Joe Biden and the State Department just approved a major deal with the Saudis for 500mln in choppers maintanance. Effectively, the US sold its soul to the Saudis again after the US intelligence services confirmed months ago that the Saudi Prince is responsible for the brutal killing of journalist Jamal Khashoggi. The Biden administration is already much more inhumane and much worse than Trump. Biden doesn’t care about the thousands of American citizens that he left behind at the mercy of the Taliban, the Biden administration kills innocent civilians in drone strikes, they are in bed with the worst of the worsts human right violators calling them friendly nations. 

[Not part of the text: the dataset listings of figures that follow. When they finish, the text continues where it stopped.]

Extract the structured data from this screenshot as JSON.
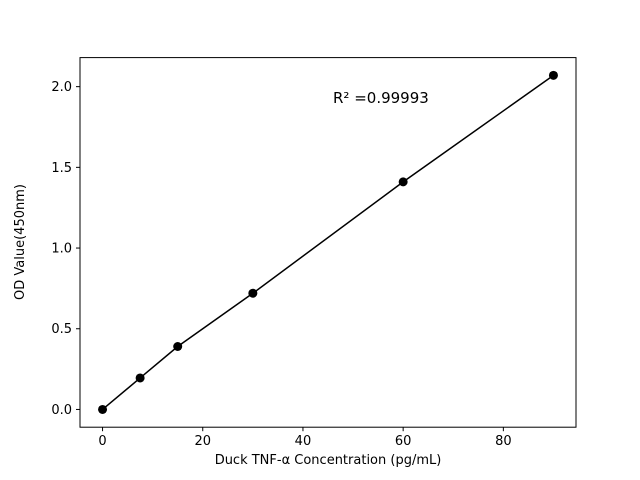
{
  "chart_data": {
    "type": "line",
    "title": "",
    "xlabel": "Duck TNF-α  Concentration (pg/mL)",
    "ylabel": "OD Value(450nm)",
    "x": [
      0,
      7.5,
      15,
      30,
      60,
      90
    ],
    "y": [
      0.0,
      0.195,
      0.39,
      0.72,
      1.41,
      2.07
    ],
    "xlim": [
      -4.5,
      94.5
    ],
    "ylim": [
      -0.11,
      2.18
    ],
    "xticks": [
      0,
      20,
      40,
      60,
      80
    ],
    "yticks": [
      0.0,
      0.5,
      1.0,
      1.5,
      2.0
    ],
    "annotation": {
      "text": "R² =0.99993",
      "x": 46,
      "y": 1.9
    },
    "line_color": "#000000",
    "marker_color": "#000000",
    "marker_shape": "circle",
    "grid": false,
    "legend": null,
    "background_color": "#ffffff"
  }
}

Biden dropped and humiliated France managing to do what no US President has ever accomplished —  make France pull out its Ambassador to the US, and all this only to go bother China actively seeking the next big war. Trump’s blunders were never this big. And this is just the beginning. There is nothing good in store for America and the world with Biden. All the hope is quickly evaporating, as the world sees the actions behind the fake smile and what’s behind the seemingly right and restrained rhetoric on the surface. It’s the actions that matter. Trump talked tough talk for which he got a lot of criticism and rarely resorted to military action. Biden is the opposite: he says all the right things but the actions behind are inhumane and destructive. It makes you wonder if Trump wasn’t actually better for the world.